Run SPIKE-10 Agent Coordination Comparison

SPIKE-10 compares five execution shapes on the same bounded repo task.

Task

Use this task brief:

  • docs/architecture/agent-orchestration/notes/experiments/spike-10-conductor-watch-task-brief.md

The current maintained workflow for the agent-orch arm is:

  • docs/architecture/agent-orchestration/notes/experiments/spike-10-conductor-watch.workflow.yaml

Arms

Arm A: Direct Codex

  • one Codex run
  • no native subagents
  • no external worker CLIs

Arm B: Native Codex Subagents

  • one Codex supervisor run
  • native spawn_agent delegation only

Arm C: Explicit External Codex Worker

  • one Codex supervisor run
  • substantive delegation should go through the codex-assistant CLI entry point

Arm D: Explicit External Claude Worker

  • one Codex supervisor run
  • substantive delegation should go through the claude-assistant CLI entry point

Arm E: Existing Agent-Orch

  • one maintained tnh-conductor run
  • current repo-owned orchestration surface

Comparison Intent

The point of SPIKE-10 is not only to compare outputs.

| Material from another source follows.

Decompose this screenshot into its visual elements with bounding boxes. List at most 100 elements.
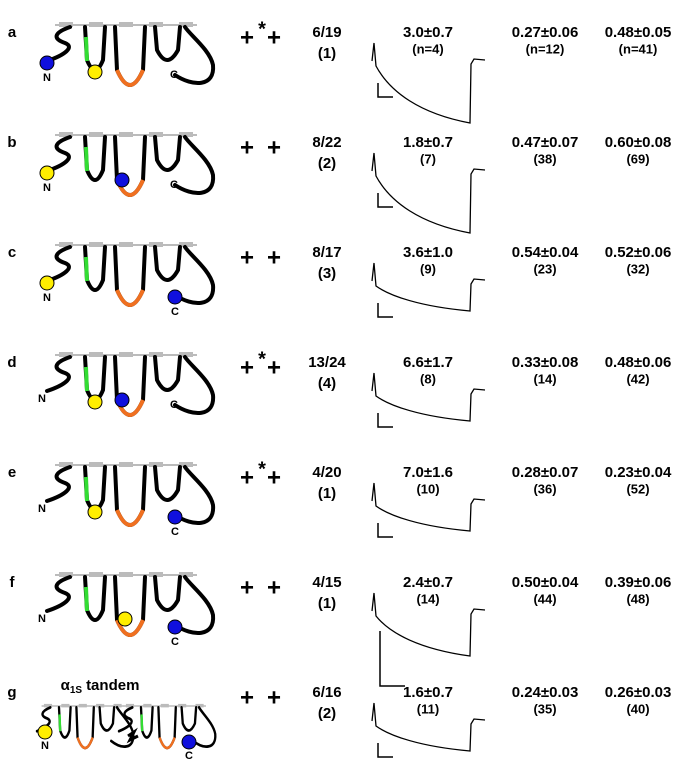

It is also to compare:

  • control-surface depth
  • artifact clarity
  • worker isolation
  • coordination overhead
  • and practical fit for TNH Scholar’s forward path

Notes

  • Keep all arms on the same committed base ref.
  • Do not conflate the current tnh-conductor arm with a future tnh-gen evaluator path.
  • The external-worker arms should prefer the assistant CLI entry points over ad hoc shell invocations so the comparison reflects the repo-native wrapper direction.